The tested compounds were evaluated by the agar diffusion technique (Cruickshank et al. 1975) using a 2 mg mL−1 solution in DMSO. The test organisms were four bacterial strains: Staphylococcus aureus and Bacillus subtilis (as Gram positive bacteria) and Pseudomonas aeruginosa, Escherichia coli and Salmonella typhi (as Gram negative bacteria). And two fungi: Aspergillus fumigatus, Geotrichum candidum, Candida albicans, Syncephalastrum racemosum. A control using DMSO without the test compound was included for each organism.
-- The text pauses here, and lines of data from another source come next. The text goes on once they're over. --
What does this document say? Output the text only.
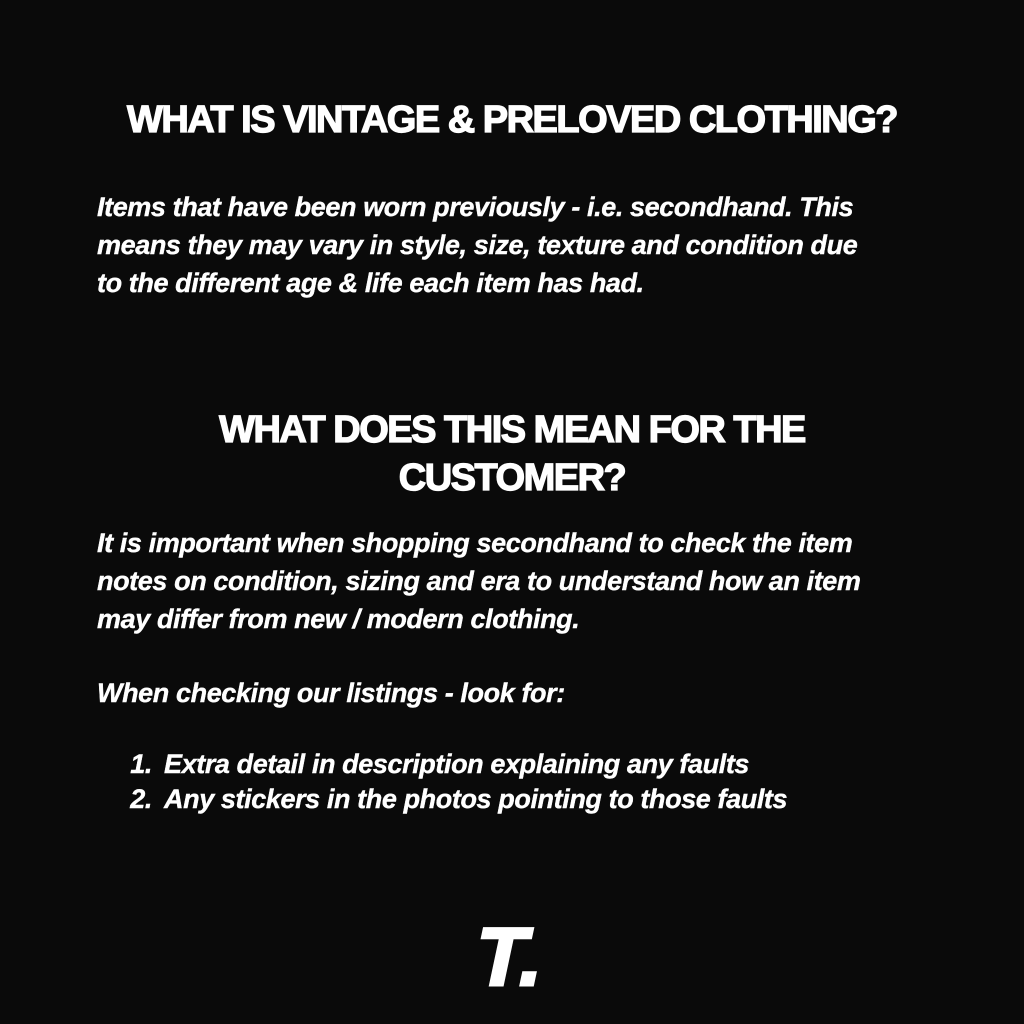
WHAT IS VINTAGE & PRELOVED CLOTHING?
Items that have been worn previously - i.e. secondhand. This
means they may vary in style, size, texture and condition due
to the different age & life each item has had.
WHAT DOES THIS MEAN FOR THE
CUSTOMER?
It is important when shopping secondhand to check the item
notes on condition, sizing and era to understand how an item
may differ from new / modern clothing.
When checking our listings - look for:
1. Extra detail in description explaining any faults
2. Any stickers in the photos pointing to those faults
T.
Penicillin G, and Streptomycin were purchased form the Egyptian market and used in a concentration 10 mg/mL as reference drugs for antibacterial activity, whereas, Itraconazole, Clotrimazole were used as reference drugs for antifungal activity. The bacteria and fungi were tested on nutrient agar and potato dextrose agar media, respectively. Three plates were used for each compound as replicates. The plates were incubated for 24 h and seven days for bacteria and fungi, respectively. After the incubation period, the diameter of inhibition zone was measured as an indicator for the activity of the compounds.